Beitrag von closs » Mi 7. Aug 2013, 20:09

Magdalena61 hat geschrieben:"Die Wahrnehmung (k)ein Synonym für Realität".... das ist doch klar... das weiß doch jeder....
Das habe ich auch mal geglaubt, dass das klar ist.

Magdalena61 hat geschrieben:Was er damit wohl wieder meint?)
Autonomie von Botschaft und Bote ist am prägnantesten im NT (irgendwo :oops: ) ausgedrückt, wo es sinngemäß heißt: "Tut, was die Priester Euch sagen - tut aber nicht, was sie tun". - Mit anderen Worten: Der Aussagewert einer Botschaft ist NICHT abhängig von der diesbezüglichen Glaubwürdigkeit dessen, der diese Botschaft zum Ausdruck bringt.

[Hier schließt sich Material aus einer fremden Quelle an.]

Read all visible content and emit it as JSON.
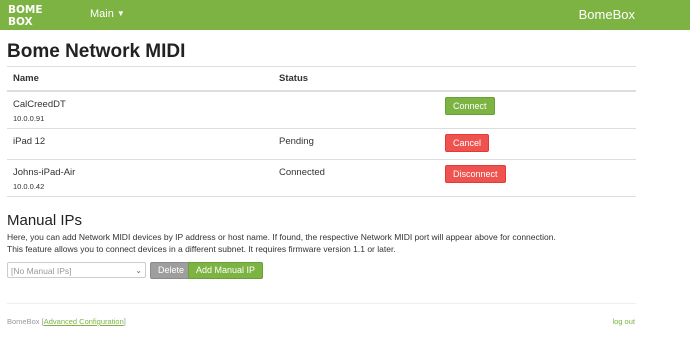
{
  "colors": {
    "accent": "#7cb342",
    "danger": "#ef5350",
    "muted": "#9e9e9e"
  },
  "navbar": {
    "logo_text": [
      "BOME",
      "BOX"
    ],
    "main_menu_label": "Main",
    "brand": "BomeBox"
  },
  "page_title": "Bome Network MIDI",
  "devices_table": {
    "headers": {
      "name": "Name",
      "status": "Status"
    },
    "rows": [
      {
        "name": "CalCreedDT",
        "ip": "10.0.0.91",
        "status": "",
        "action": "Connect",
        "action_color": "green"
      },
      {
        "name": "iPad 12",
        "ip": "",
        "status": "Pending",
        "action": "Cancel",
        "action_color": "red"
      },
      {
        "name": "Johns-iPad-Air",
        "ip": "10.0.0.42",
        "status": "Connected",
        "action": "Disconnect",
        "action_color": "red"
      }
    ]
  },
  "manual": {
    "title": "Manual IPs",
    "desc_line1": "Here, you can add Network MIDI devices by IP address or host name. If found, the respective Network MIDI port will appear above for connection.",
    "desc_line2": "This feature allows you to connect devices in a different subnet. It requires firmware version 1.1 or later.",
    "select_value": "[No Manual IPs]",
    "delete_label": "Delete",
    "add_label": "Add Manual IP"
  },
  "footer": {
    "brand": "BomeBox",
    "open_bracket": "[",
    "advanced_link": "Advanced Configuration",
    "close_bracket": "]",
    "logout": "log out"
  }
}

Hartes Beispiel: Wenn Stalin gesagt hätte "Gott ist die Liebe" , wäre dieser Satz trotzdem richtig - und nicht deshalb falsch, weil Stalin eine ziemlich ungeeignete Person wäre, diesen Satz zu sagen. - Insofern: Autonomie von Inhalt einer Botschaft und "Charakter" dessen, der sie überbringt.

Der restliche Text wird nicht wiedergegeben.